In its decision, the Ontario Court of Appeal endorsed the screening process enunciated by the Divisional Court for the disclosure of the Crown Brief. It was determined that production of the Crown Brief should occur after (1) the appropriate state agencies have had the opportunity to assess the public interest consequences involved in releasing the material and (2) either a court order or the consent of all the parties had been obtained. The process can be summarized as follows:


  • The party in possession or control of the Crown brief must disclose its existence in the party’s affidavit of documents and describe in general terms the nature of its contents;

  • The party should object to produce the documents in the Crown brief until the appropriate state authorities have been notified, namely the Attorney General and the relevant police service, and either those agencies and the parties have consented to production, or on notice to the Attorney General and the police service and the parties, the Superior Court of Justice has determined whether any or all of the contents should be produced;

  • The judge hearing the motion for production will consider whether some of the documents are subject to privilege or public interest immunity and generally “whether there is a prevailing social value and public interest in non-disclosure in the particular case that overrides the public interest in promoting the administration of justice through full access of litigants to relevant information.

Most of the time Wagg motions are resolved by a court order (on consent), which begs the question – why the necessity of the Court order to begin with? Is this really the best use of judicial resources? Is this really best the use of counsel’s time?

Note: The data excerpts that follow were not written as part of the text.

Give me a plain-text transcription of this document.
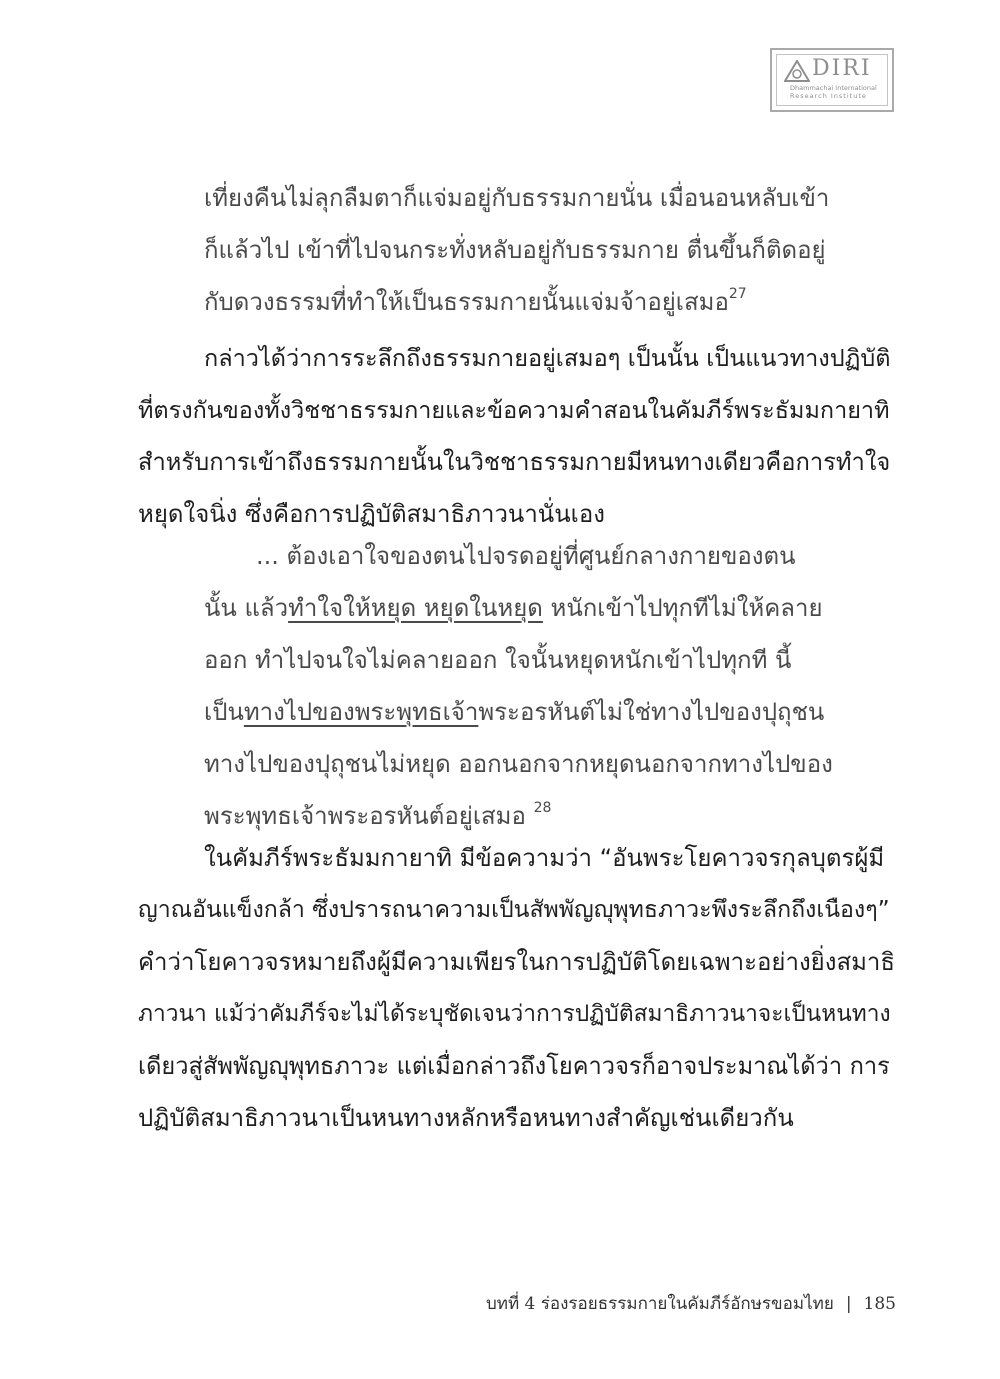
DIRI
Dhammachai International
Research Institute
เที่ยงคืนไม่ลุกลืมตาก็แจ่มอยู่กับธรรมกายนั่น เมื่อนอนหลับเข้า
ก็แล้วไป เข้าที่ไปจนกระทั่งหลับอยู่กับธรรมกาย ตื่นขึ้นก็ติดอยู่
กับดวงธรรมที่ทำให้เป็นธรรมกายนั้นแจ่มจ้าอยู่เสมอ$^{27}$
กล่าวได้ว่าการระลึกถึงธรรมกายอยู่เสมอๆ เป็นนั้น เป็นแนวทางปฏิบัติ
ที่ตรงกันของทั้งวิชชาธรรมกายและข้อความคำสอนในคัมภีร์พระธัมมกายาทิ
สำหรับการเข้าถึงธรรมกายนั้นในวิชชาธรรมกายมีหนทางเดียวคือการทำใจ
หยุดใจนิ่ง ซึ่งคือการปฏิบัติสมาธิภาวนานั่นเอง
... ต้องเอาใจของตนไปจรดอยู่ที่ศูนย์กลางกายของตน
นั้น แล้วทำใจให้หยุด หยุดในหยุด หนักเข้าไปทุกทีไม่ให้คลาย
ออก ทำไปจนใจไม่คลายออก ใจนั้นหยุดหนักเข้าไปทุกที นี้
เป็นทางไปของพระพุทธเจ้าพระอรหันต์ไม่ใช่ทางไปของปุถุชน
ทางไปของปุถุชนไม่หยุด ออกนอกจากหยุดนอกจากทางไปของ
พระพุทธเจ้าพระอรหันต์อยู่เสมอ $^{28}$
ในคัมภีร์พระธัมมกายาทิ มีข้อความว่า “อันพระโยคาวจรกุลบุตรผู้มี
ญาณอันแข็งกล้า ซึ่งปรารถนาความเป็นสัพพัญญุพุทธภาวะพึงระลึกถึงเนืองๆ”
คำว่าโยคาวจรหมายถึงผู้มีความเพียรในการปฏิบัติโดยเฉพาะอย่างยิ่งสมาธิ
ภาวนา แม้ว่าคัมภีร์จะไม่ได้ระบุชัดเจนว่าการปฏิบัติสมาธิภาวนาจะเป็นหนทาง
เดียวสู่สัพพัญญุพุทธภาวะ แต่เมื่อกล่าวถึงโยคาวจรก็อาจประมาณได้ว่า การ
ปฏิบัติสมาธิภาวนาเป็นหนทางหลักหรือหนทางสำคัญเช่นเดียวกัน
บทที่ 4 ร่องรอยธรรมกายในคัมภีร์อักษรขอมไทย | 185
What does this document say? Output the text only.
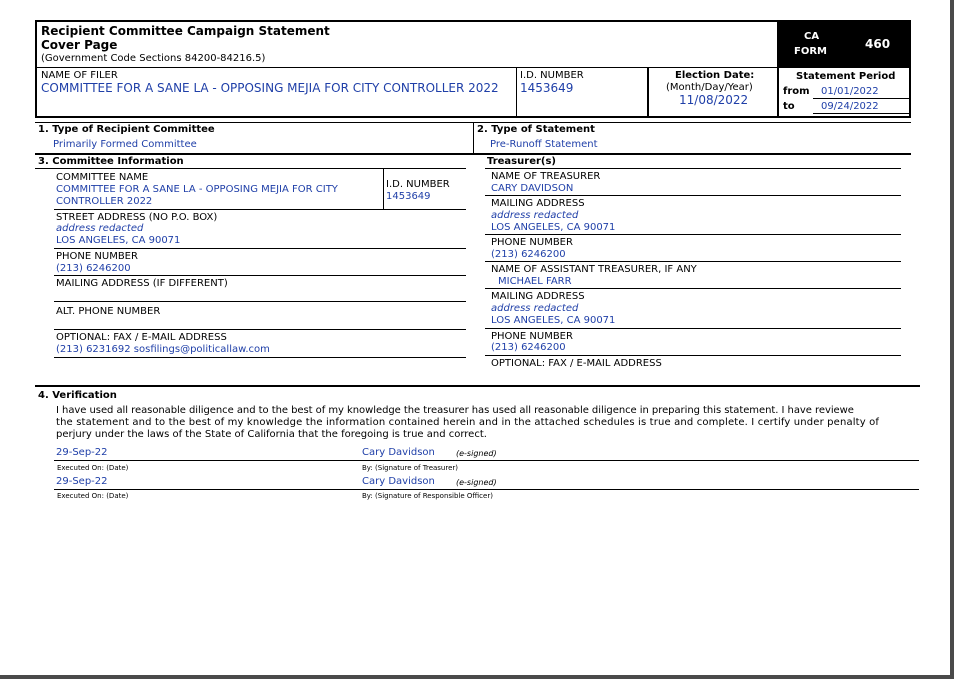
Recipient Committee Campaign Statement
Cover Page
(Government Code Sections 84200-84216.5)
CA
FORM
460
NAME OF FILER
COMMITTEE FOR A SANE LA - OPPOSING MEJIA FOR CITY CONTROLLER 2022
I.D. NUMBER
1453649
Election Date:
(Month/Day/Year)
11/08/2022
Statement Period
from 01/01/2022
to	09/24/2022
1. Type of Recipient Committee
Primarily Formed Committee
2. Type of Statement
Pre-Runoff Statement
3. Committee Information
COMMITTEE NAME
COMMITTEE FOR A SANE LA - OPPOSING MEJIA FOR CITY
CONTROLLER 2022
I.D. NUMBER
1453649
STREET ADDRESS (NO P.O. BOX)
address redacted
LOS ANGELES, CA 90071
PHONE NUMBER
(213) 6246200
MAILING ADDRESS (IF DIFFERENT)
ALT. PHONE NUMBER
OPTIONAL: FAX / E-MAIL ADDRESS
(213) 6231692 sosfilings@politicallaw.com
Treasurer(s)
NAME OF TREASURER
CARY DAVIDSON
MAILING ADDRESS
address redacted
LOS ANGELES, CA 90071
PHONE NUMBER
(213) 6246200
NAME OF ASSISTANT TREASURER, IF ANY
MICHAEL FARR
MAILING ADDRESS
address redacted
LOS ANGELES, CA 90071
PHONE NUMBER
(213) 6246200
OPTIONAL: FAX / E-MAIL ADDRESS
4. Verification
I have used all reasonable diligence and to the best of my knowledge the treasurer has used all reasonable diligence in preparing this statement. I have reviewe
the statement and to the best of my knowledge the information contained herein and in the attached schedules is true and complete. I certify under penalty of
perjury under the laws of the State of California that the foregoing is true and correct.
29-Sep-22	Cary Davidson	(e-signed)
Executed On: (Date)	By: (Signature of Treasurer)
29-Sep-22	Cary Davidson	(e-signed)
Executed On: (Date)	By: (Signature of Responsible Officer)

I would like to share the thoughts of Mr. Roger C., as outlined in the Advocates’ Society’s Blog:

In MVA cases, the bureaucracy the Court of Appeal has mandated in Wagg is unnecessary and expensive. The cost of providing perfect privacy protection is too high… [The] screening [process] is necessary in a sexual assault charge, but we’ve gone way overboard with screening all police records in motor vehicle cases (which give rise to the vast majority of Wagg motions). The production of police records now routinely requires a time consuming motion and screening process[,] which accomplishes only miniscule victories for the protection of the privacy interests of non-parties.

I recommend that the government modify the common law and develop a specialized screening process for Crown Briefs pertaining to motor vehicle cases. This would circumvent the need for routine Wagg motions that would have otherwise been resolved on consent.